Good ICS-CERT Guidance for You, Electric Utility Security Pro

Hat tip to Jeff M aka Mr. NISTIR. Surely you've seen reports in the press and, depending who you are, maybe through more official channels, that companies in every sector are under persistent cyber assault these days. The DHS and other US Federal agencies are working overtime (sometimes literally, sometimes figuratively) to keep up.

With our own sector in mind, DHS recently published ICS-CERT Technical Information Paper ICS-TIP-12-146-01A: Targeted Cyber Intrusion Detection and Mitigation Strategies. I think you'll find this material very helpful, no matter what level of technical depth you possess.

They take just ten pages and keep it manageable by not getting too ambitious or detailed:
The guidance is in the form of “what” should be done and “why” it is important. The “how” of implementation is the responsibility of each organization and is dependent on individual needs, network topology, and operational requirements.
Nice done. And then there's this, which future generations of security professionals and risk managers will likely find silly, but that many, even in 2012, still need to hear. But wait, let's go to a sports analogy first: imagine a defensive line in American football playing with blindfolds. Or how about one in military mode: how much would you pay a defense contractor for a missile defense system without sensors to detect incoming hostile missiles? 

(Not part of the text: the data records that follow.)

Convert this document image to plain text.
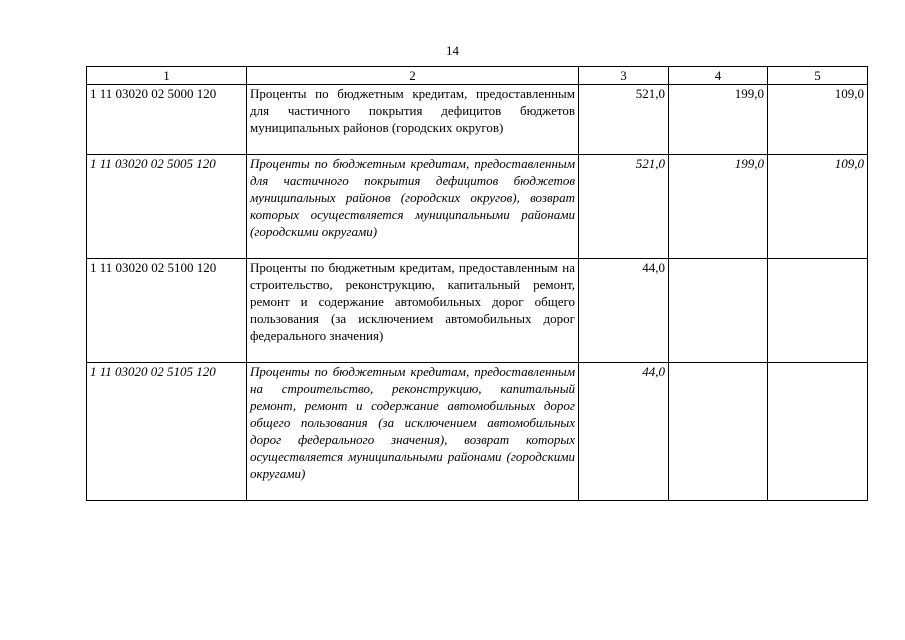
14
1	2	3	4	5
1 11 03020 02 5000 120	Проценты по бюджетным кредитам, предоставленным для частичного покрытия дефицитов бюджетов муниципальных районов (городских округов)	521,0	199,0	109,0
1 11 03020 02 5005 120	Проценты по бюджетным кредитам, предоставленным для частичного покрытия дефицитов бюджетов муниципальных районов (городских округов), возврат которых осуществляется муниципальными районами (городскими округами)	521,0	199,0	109,0
1 11 03020 02 5100 120	Проценты по бюджетным кредитам, предоставленным на строительство, реконструкцию, капитальный ремонт, ремонт и содержание автомобильных дорог общего пользования (за исключением автомобильных дорог федерального значения)	44,0		
1 11 03020 02 5105 120	Проценты по бюджетным кредитам, предоставленным на строительство, реконструкцию, капитальный ремонт, ремонт и содержание автомобильных дорог общего пользования (за исключением автомобильных дорог федерального значения), возврат которых осуществляется муниципальными районами (городскими округами)	44,0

OK enough delay; here's the passage I've been trying to get to:
The need for intrusion detection capabilities cannot be overstated. The ability to detect and identify the source and analyze the extent of a compromise is crucial to rapid incident response, minimizing loss, mitigating exploited weaknesses, and restoring services. Early detection of an incident can limit or even prevent possible damage to control systems and reduces the level of effort required to contain, eradicate, and restore affected systems
There's plenty of good guidance that applies equally well to IT and OT systems, and some that's for OT only. Recommend you give the full piece a read; I think you'll like what you see.